De son côté, la SBM n'a pas souhait donné sa version des faits. Elle nous fait seulement savoir, que, « compte tenu du fait que le sujet porte sur un dossier en cours d'instruction, nous ne pourrons exprimer notre point de vue dans la presse à ce stade. »

Il avait certes un très bon salaire : « Environ 15 000 euros par mois ». Mais il avait aussi et surtout un emploi qui lui plaisait. Alors certes, il va toucher - ironie du sort - « des indemnités chômage payée par la SBM, soit à peu près 57 % du salaire », mais Eric Cicero considère surtout que le traitement qu'il a subi est « profondément injuste » et le « condamne à l'exil ». « Ma famille n'a pas mérité de vivre des subsides de l'État. Il me reste deux options : soit me séparer de mes proches pour travailler ailleurs, n'importe où dans le monde où je trouverai un travail, soit m'exiler avec ma famille. »

Mais que s'est-il donc passé entre le cadre et son employeur après vingt-cinq ans d'ancienneté ?

« J'ai été licencié pour faute après une mise à pied à titre conservatoire le 5 décembre 2016. Les motifs sont fallacieux. On me reproche d'avoir tenu des propos, en public, contraires à la stratégie de l'entreprise. C'est faux. Je ne me suis jamais exprimé à ce propos ni publiquement, ni même en commission privée. J'ai toujours donné mon avis de directeur ; ce qui est dans l'exécution normale de mon contrat de travail. »

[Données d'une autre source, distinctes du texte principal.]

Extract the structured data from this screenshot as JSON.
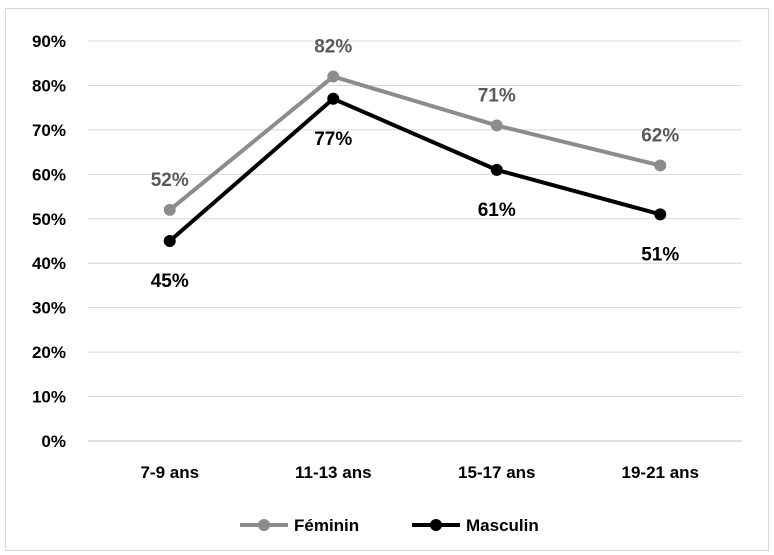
{
  "chart_data": {
    "type": "line",
    "categories": [
      "7-9 ans",
      "11-13 ans",
      "15-17 ans",
      "19-21 ans"
    ],
    "ylim": [
      0,
      90
    ],
    "yticks": [
      "0%",
      "10%",
      "20%",
      "30%",
      "40%",
      "50%",
      "60%",
      "70%",
      "80%",
      "90%"
    ],
    "grid": true,
    "legend_position": "bottom",
    "series": [
      {
        "name": "Féminin",
        "values": [
          52,
          82,
          71,
          62
        ],
        "labels": [
          "52%",
          "82%",
          "71%",
          "62%"
        ],
        "color": "#8c8c8c"
      },
      {
        "name": "Masculin",
        "values": [
          45,
          77,
          61,
          51
        ],
        "labels": [
          "45%",
          "77%",
          "61%",
          "51%"
        ],
        "color": "#000000"
      }
    ]
  }
}
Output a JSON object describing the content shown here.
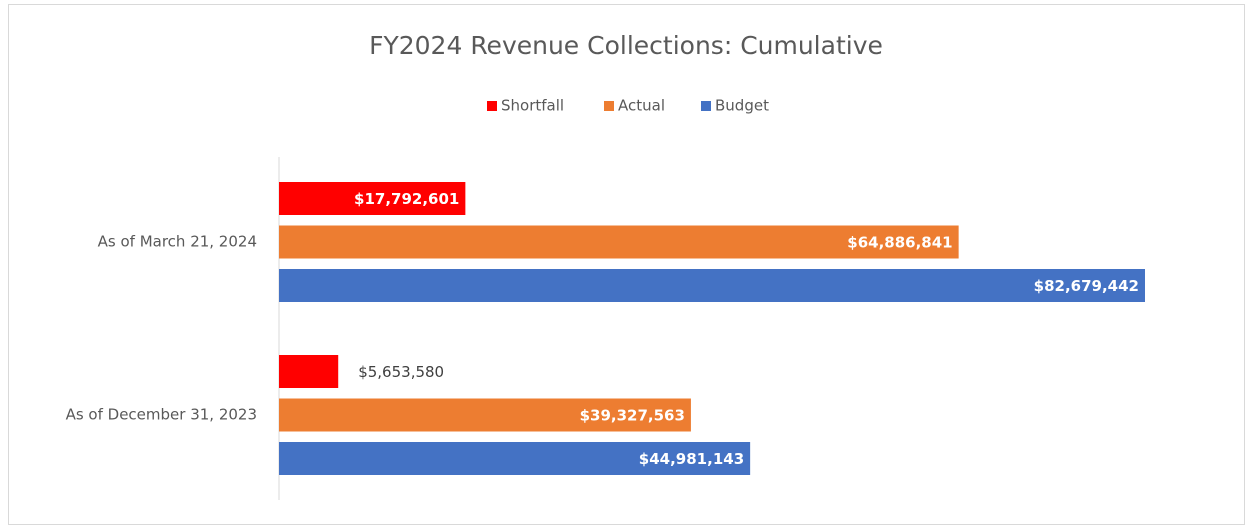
{
  "chart_data": {
    "type": "hbar",
    "title": "FY2024 Revenue Collections: Cumulative",
    "categories": [
      "As of March 21, 2024",
      "As of December 31, 2023"
    ],
    "series": [
      {
        "name": "Shortfall",
        "color": "#ff0000",
        "values": [
          17792601,
          5653580
        ],
        "value_labels": [
          "$17,792,601",
          "$5,653,580"
        ]
      },
      {
        "name": "Actual",
        "color": "#ed7d31",
        "values": [
          64886841,
          39327563
        ],
        "value_labels": [
          "$64,886,841",
          "$39,327,563"
        ]
      },
      {
        "name": "Budget",
        "color": "#4472c4",
        "values": [
          82679442,
          44981143
        ],
        "value_labels": [
          "$82,679,442",
          "$44,981,143"
        ]
      }
    ],
    "legend": "top"
  }
}
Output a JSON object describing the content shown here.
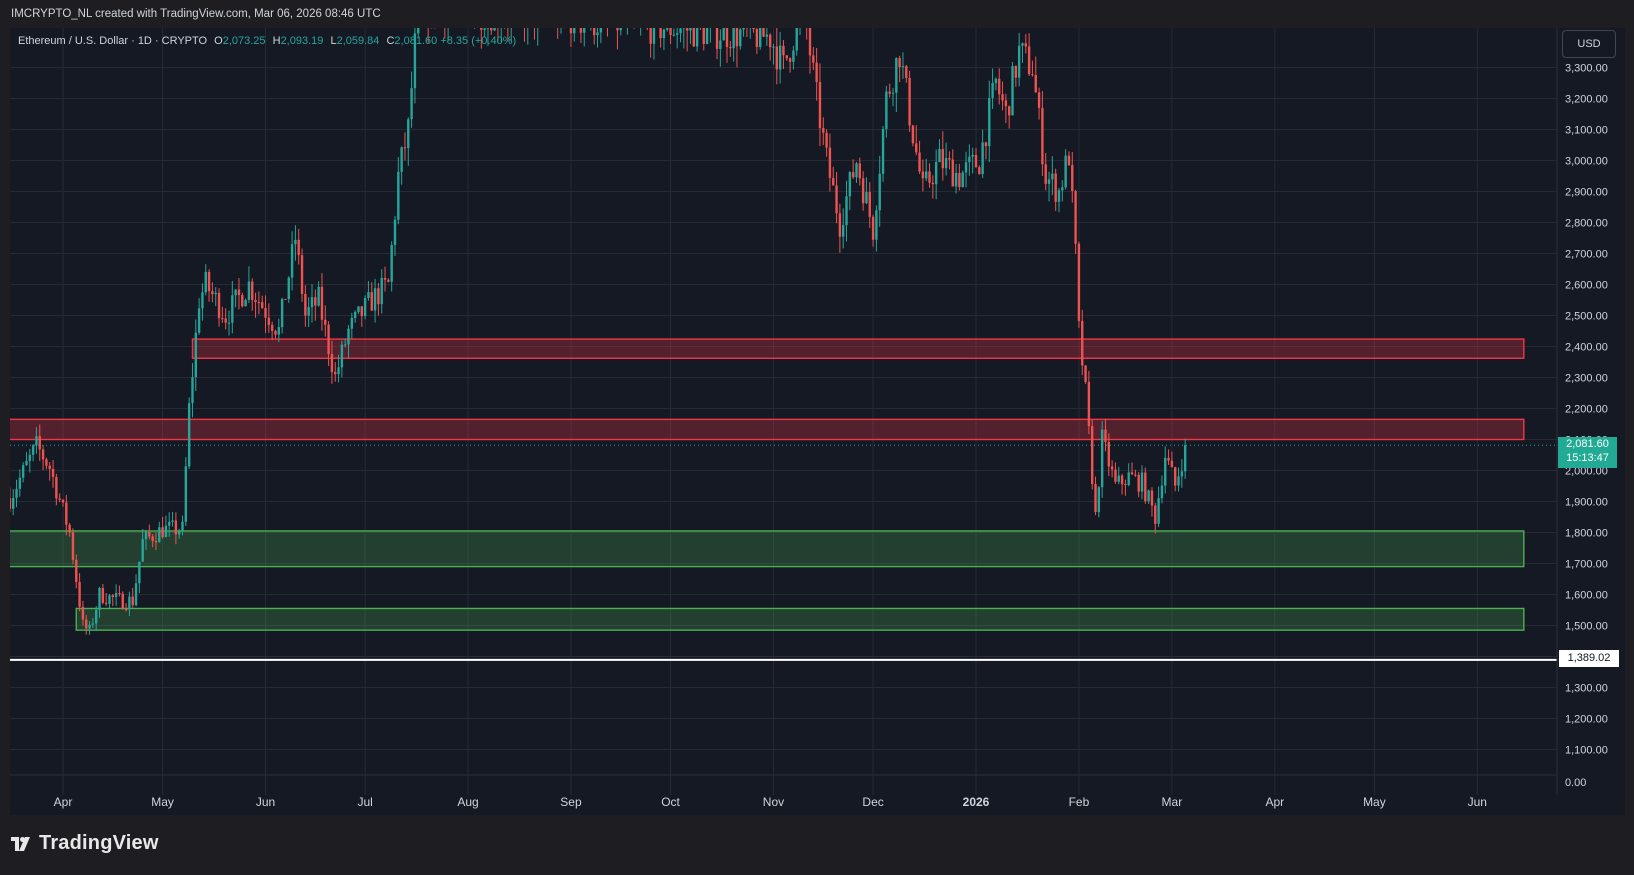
{
  "header": {
    "credit": "IMCRYPTO_NL created with TradingView.com, Mar 06, 2026 08:46 UTC",
    "symbol": "Ethereum / U.S. Dollar · 1D · CRYPTO",
    "ohlc": {
      "o_label": "O",
      "o": "2,073.25",
      "h_label": "H",
      "h": "2,093.19",
      "l_label": "L",
      "l": "2,059.84",
      "c_label": "C",
      "c": "2,081.60",
      "change": "+8.35 (+0.40%)"
    },
    "currency_button": "USD"
  },
  "price_labels": {
    "last": "2,081.60",
    "countdown": "15:13:47",
    "support": "1,389.02"
  },
  "footer": {
    "brand": "TradingView"
  },
  "colors": {
    "bg": "#151924",
    "up": "#26a69a",
    "down": "#ef5350",
    "resistance": "#f23645",
    "support": "#4caf50",
    "grid": "#262a36"
  },
  "chart_data": {
    "type": "candlestick",
    "title": "Ethereum / U.S. Dollar · 1D · CRYPTO",
    "y_axis": {
      "min": 1000,
      "max": 3400,
      "ticks": [
        1100,
        1200,
        1300,
        1400,
        1500,
        1600,
        1700,
        1800,
        1900,
        2000,
        2100,
        2200,
        2300,
        2400,
        2500,
        2600,
        2700,
        2800,
        2900,
        3000,
        3100,
        3200,
        3300
      ],
      "tick_labels": [
        "1,100.00",
        "1,200.00",
        "1,300.00",
        "1,400.00",
        "1,500.00",
        "1,600.00",
        "1,700.00",
        "1,800.00",
        "1,900.00",
        "2,000.00",
        "2,100.00",
        "2,200.00",
        "2,300.00",
        "2,400.00",
        "2,500.00",
        "2,600.00",
        "2,700.00",
        "2,800.00",
        "2,900.00",
        "3,000.00",
        "3,100.00",
        "3,200.00",
        "3,300.00"
      ],
      "partial_label": "0.00",
      "position": "right"
    },
    "x_axis": {
      "labels": [
        "Apr",
        "May",
        "Jun",
        "Jul",
        "Aug",
        "Sep",
        "Oct",
        "Nov",
        "Dec",
        "2026",
        "Feb",
        "Mar",
        "Apr",
        "May",
        "Jun"
      ],
      "bold_label": "2026"
    },
    "zones": [
      {
        "name": "resistance-upper",
        "kind": "resistance",
        "from": 2362,
        "to": 2424,
        "start": "2025-05-10",
        "end": "2026-06-15"
      },
      {
        "name": "resistance-lower",
        "kind": "resistance",
        "from": 2100,
        "to": 2165,
        "start": "2025-03-15",
        "end": "2026-06-15"
      },
      {
        "name": "support-upper",
        "kind": "support",
        "from": 1690,
        "to": 1805,
        "start": "2025-03-15",
        "end": "2026-06-15"
      },
      {
        "name": "support-lower",
        "kind": "support",
        "from": 1485,
        "to": 1555,
        "start": "2025-04-05",
        "end": "2026-06-15"
      }
    ],
    "horizontal_line": {
      "value": 1389.02
    },
    "last_price": 2081.6,
    "close_path": [
      [
        "2025-03-16",
        1910
      ],
      [
        "2025-03-24",
        2080
      ],
      [
        "2025-03-28",
        2010
      ],
      [
        "2025-04-03",
        1800
      ],
      [
        "2025-04-07",
        1500
      ],
      [
        "2025-04-09",
        1480
      ],
      [
        "2025-04-12",
        1600
      ],
      [
        "2025-04-18",
        1580
      ],
      [
        "2025-04-22",
        1580
      ],
      [
        "2025-04-25",
        1770
      ],
      [
        "2025-05-01",
        1810
      ],
      [
        "2025-05-07",
        1810
      ],
      [
        "2025-05-09",
        2200
      ],
      [
        "2025-05-12",
        2550
      ],
      [
        "2025-05-14",
        2600
      ],
      [
        "2025-05-20",
        2500
      ],
      [
        "2025-05-27",
        2600
      ],
      [
        "2025-06-05",
        2450
      ],
      [
        "2025-06-10",
        2750
      ],
      [
        "2025-06-13",
        2500
      ],
      [
        "2025-06-17",
        2550
      ],
      [
        "2025-06-22",
        2300
      ],
      [
        "2025-06-26",
        2450
      ],
      [
        "2025-07-03",
        2550
      ],
      [
        "2025-07-08",
        2600
      ],
      [
        "2025-07-11",
        2950
      ],
      [
        "2025-07-14",
        3100
      ],
      [
        "2025-07-17",
        3500
      ],
      [
        "2025-10-31",
        3400
      ],
      [
        "2025-11-04",
        3300
      ],
      [
        "2025-11-07",
        3400
      ],
      [
        "2025-11-10",
        3500
      ],
      [
        "2025-11-14",
        3200
      ],
      [
        "2025-11-17",
        3000
      ],
      [
        "2025-11-21",
        2800
      ],
      [
        "2025-11-26",
        3000
      ],
      [
        "2025-12-01",
        2780
      ],
      [
        "2025-12-05",
        3200
      ],
      [
        "2025-12-09",
        3350
      ],
      [
        "2025-12-12",
        3150
      ],
      [
        "2025-12-16",
        2900
      ],
      [
        "2025-12-21",
        3000
      ],
      [
        "2025-12-27",
        2950
      ],
      [
        "2026-01-02",
        3000
      ],
      [
        "2026-01-07",
        3250
      ],
      [
        "2026-01-10",
        3150
      ],
      [
        "2026-01-14",
        3350
      ],
      [
        "2026-01-18",
        3300
      ],
      [
        "2026-01-22",
        2950
      ],
      [
        "2026-01-26",
        2900
      ],
      [
        "2026-01-29",
        3020
      ],
      [
        "2026-01-31",
        2700
      ],
      [
        "2026-02-01",
        2450
      ],
      [
        "2026-02-03",
        2250
      ],
      [
        "2026-02-06",
        1850
      ],
      [
        "2026-02-08",
        2100
      ],
      [
        "2026-02-12",
        1950
      ],
      [
        "2026-02-16",
        1980
      ],
      [
        "2026-02-20",
        1960
      ],
      [
        "2026-02-24",
        1850
      ],
      [
        "2026-02-27",
        2050
      ],
      [
        "2026-03-02",
        1950
      ],
      [
        "2026-03-05",
        2073.25
      ]
    ],
    "grid": true
  }
}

Eric Cicero souligne également son implication dans l'entreprise. Sous-directeur au Sun Casino, il est nommé, en décembre 2015, directeur du casino Café de Paris. Une belle ascension pour celui qui a gravi un à un les échelons. « En plus de mes fonctions strictes de directeur, j'ai monté des projets tels que la mise en place de la " poker room " qui a été très rentable. J'ai également mis en place la collaboration entre le groupe poker star et la SBM qui rapporte beaucoup d'argent au groupe SBM. On m'a aussi donné la responsabilité de monter un casino déporté dans un lieu privé. Le dernier projet était le casino Café de Paris. Le président-délégué m'a demandé de monter un projet complet incluant tables de jeux et machines à sous. J'ai travaillé 70 heures par semaine durant un an. Et j'ai augmenté le revenu brut d'exploitation du Café de Paris. Alors, je ne comprends pas ce qu'il s'est passé. »

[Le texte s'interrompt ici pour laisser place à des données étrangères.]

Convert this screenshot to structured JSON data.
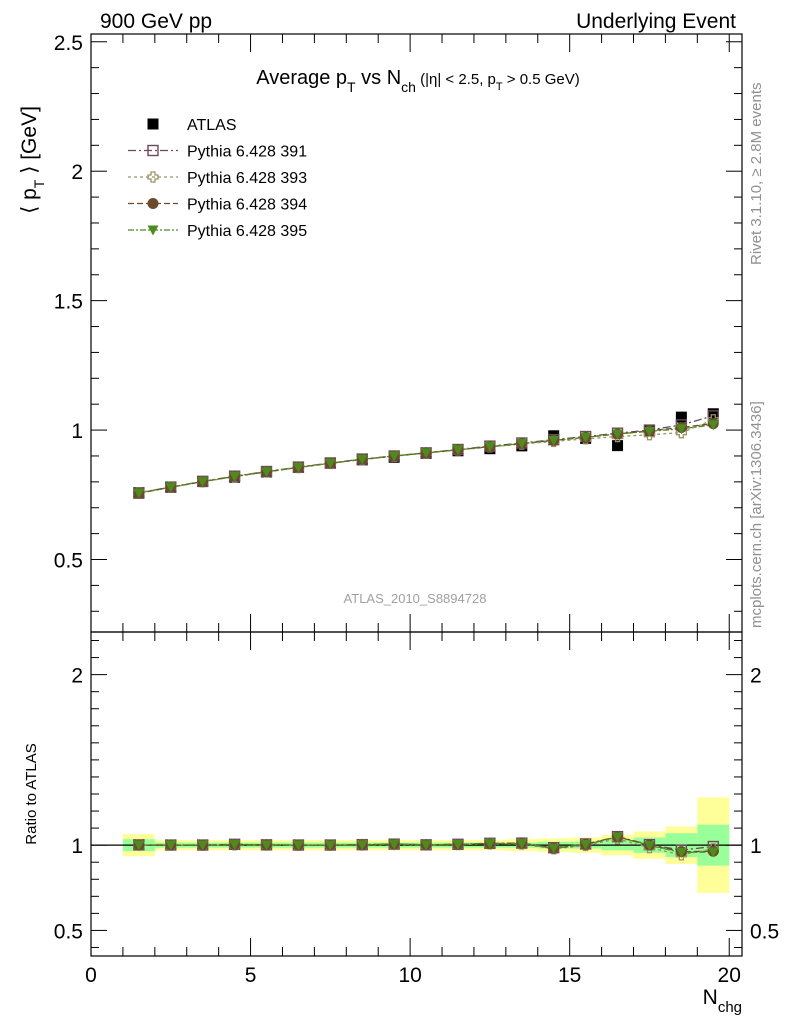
{
  "header": {
    "left": "900 GeV pp",
    "right": "Underlying Event"
  },
  "side_labels": {
    "rivet": "Rivet 3.1.10, ≥ 2.8M events",
    "mcplots": "mcplots.cern.ch [arXiv:1306.3436]"
  },
  "watermark": "ATLAS_2010_S8894728",
  "colors": {
    "data": "#000000",
    "p391": "#6b4a5a",
    "p393": "#9b9466",
    "p394": "#6b4a2e",
    "p395": "#4f8a1f",
    "band_inner": "#99ff99",
    "band_outer": "#ffff99"
  },
  "chart_data": [
    {
      "type": "scatter",
      "title_parts": {
        "a": "Average p",
        "a_sub": "T",
        "b": " vs N",
        "b_sub": "ch",
        "c": " (|η| < 2.5, p",
        "c_sub": "T",
        "d": " > 0.5 GeV)"
      },
      "ylabel_parts": {
        "a": "⟨ p",
        "sub": "T",
        "b": " ⟩ [GeV]"
      },
      "xlim": [
        0,
        20.4
      ],
      "ylim": [
        0.22,
        2.53
      ],
      "yticks": [
        0.5,
        1,
        1.5,
        2,
        2.5
      ],
      "ytick_labels": [
        "0.5",
        "1",
        "1.5",
        "2",
        "2.5"
      ],
      "legend_position": "top-left",
      "x": [
        1.5,
        2.5,
        3.5,
        4.5,
        5.5,
        6.5,
        7.5,
        8.5,
        9.5,
        10.5,
        11.5,
        12.5,
        13.5,
        14.5,
        15.5,
        16.5,
        17.5,
        18.5,
        19.5
      ],
      "series": [
        {
          "name": "ATLAS",
          "key": "data",
          "values": [
            0.756,
            0.779,
            0.801,
            0.818,
            0.838,
            0.856,
            0.872,
            0.885,
            0.895,
            0.91,
            0.92,
            0.928,
            0.939,
            0.978,
            0.968,
            0.94,
            0.997,
            1.05,
            1.063
          ]
        },
        {
          "name": "Pythia 6.428 391",
          "key": "p391",
          "values": [
            0.758,
            0.78,
            0.802,
            0.822,
            0.84,
            0.857,
            0.873,
            0.888,
            0.9,
            0.912,
            0.925,
            0.938,
            0.95,
            0.963,
            0.975,
            0.988,
            1.0,
            1.02,
            1.055
          ]
        },
        {
          "name": "Pythia 6.428 393",
          "key": "p393",
          "values": [
            0.757,
            0.779,
            0.8,
            0.82,
            0.838,
            0.855,
            0.871,
            0.886,
            0.899,
            0.911,
            0.923,
            0.935,
            0.946,
            0.956,
            0.966,
            0.975,
            0.982,
            0.99,
            1.04
          ]
        },
        {
          "name": "Pythia 6.428 394",
          "key": "p394",
          "values": [
            0.756,
            0.779,
            0.801,
            0.821,
            0.839,
            0.856,
            0.872,
            0.887,
            0.9,
            0.912,
            0.924,
            0.936,
            0.948,
            0.96,
            0.972,
            0.985,
            0.997,
            1.01,
            1.025
          ]
        },
        {
          "name": "Pythia 6.428 395",
          "key": "p395",
          "values": [
            0.757,
            0.78,
            0.801,
            0.821,
            0.839,
            0.856,
            0.872,
            0.887,
            0.9,
            0.912,
            0.924,
            0.936,
            0.948,
            0.96,
            0.972,
            0.985,
            0.995,
            1.005,
            1.02
          ]
        }
      ]
    },
    {
      "type": "scatter",
      "ylabel": "Ratio to ATLAS",
      "xlabel_parts": {
        "a": "N",
        "sub": "chg"
      },
      "xlim": [
        0,
        20.4
      ],
      "ylim": [
        0.35,
        2.25
      ],
      "xticks": [
        0,
        5,
        10,
        15,
        20
      ],
      "xtick_labels": [
        "0",
        "5",
        "10",
        "15",
        "20"
      ],
      "yticks": [
        0.5,
        1,
        2
      ],
      "ytick_labels": [
        "0.5",
        "1",
        "2"
      ],
      "x": [
        1.5,
        2.5,
        3.5,
        4.5,
        5.5,
        6.5,
        7.5,
        8.5,
        9.5,
        10.5,
        11.5,
        12.5,
        13.5,
        14.5,
        15.5,
        16.5,
        17.5,
        18.5,
        19.5
      ],
      "band_inner": [
        0.035,
        0.015,
        0.015,
        0.015,
        0.015,
        0.015,
        0.015,
        0.015,
        0.015,
        0.015,
        0.015,
        0.015,
        0.015,
        0.02,
        0.02,
        0.03,
        0.045,
        0.07,
        0.12
      ],
      "band_outer": [
        0.065,
        0.03,
        0.03,
        0.03,
        0.03,
        0.03,
        0.03,
        0.03,
        0.03,
        0.03,
        0.03,
        0.03,
        0.035,
        0.04,
        0.045,
        0.06,
        0.08,
        0.11,
        0.28
      ],
      "series": [
        {
          "name": "Pythia 6.428 391",
          "key": "p391",
          "values": [
            1.002,
            1.001,
            1.001,
            1.005,
            1.002,
            1.001,
            1.001,
            1.003,
            1.006,
            1.002,
            1.005,
            1.011,
            1.012,
            0.985,
            1.007,
            1.05,
            1.003,
            0.971,
            0.992
          ]
        },
        {
          "name": "Pythia 6.428 393",
          "key": "p393",
          "values": [
            1.001,
            1.0,
            0.999,
            1.002,
            1.0,
            0.999,
            0.999,
            1.001,
            1.004,
            1.001,
            1.003,
            1.008,
            1.007,
            0.978,
            0.998,
            1.037,
            0.985,
            0.943,
            0.978
          ]
        },
        {
          "name": "Pythia 6.428 394",
          "key": "p394",
          "values": [
            1.0,
            1.0,
            1.0,
            1.004,
            1.001,
            1.0,
            1.0,
            1.002,
            1.006,
            1.002,
            1.004,
            1.009,
            1.01,
            0.982,
            1.004,
            1.048,
            1.0,
            0.962,
            0.964
          ]
        },
        {
          "name": "Pythia 6.428 395",
          "key": "p395",
          "values": [
            1.001,
            1.001,
            1.0,
            1.004,
            1.001,
            1.0,
            1.0,
            1.002,
            1.006,
            1.002,
            1.004,
            1.009,
            1.01,
            0.982,
            1.004,
            1.048,
            0.998,
            0.957,
            0.96
          ]
        }
      ]
    }
  ]
}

« Je suis chassé de mon pays »

Neuf mois après avoir été mis à l'écart, Eric Cicero apparaît comme très marqué par sa triste expérience. « Du jour au lendemain, vous êtes brisé. C'est d'autant plus inconcevable, que c'est injuste. Je ne dors pas la nuit. Je suis chassé de mon pays. »

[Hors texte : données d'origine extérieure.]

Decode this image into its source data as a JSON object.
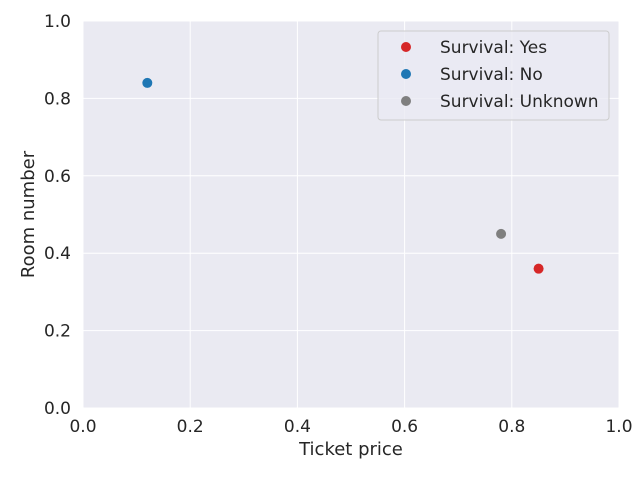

Alors, parce qu'il faut bien rebondir, Eric Cicero a envoyé des CV. « J'ai postulé à Île de Guam et auprès de resorts avec casinos à travers le monde. Il y a de gros projets au Vietnam… C'est un crève-cœur de quitter mon pays. » Un pays qu'il n'a d'ailleurs pas encore quitté n'ayant toujours pas trouvé de nouvel emploi.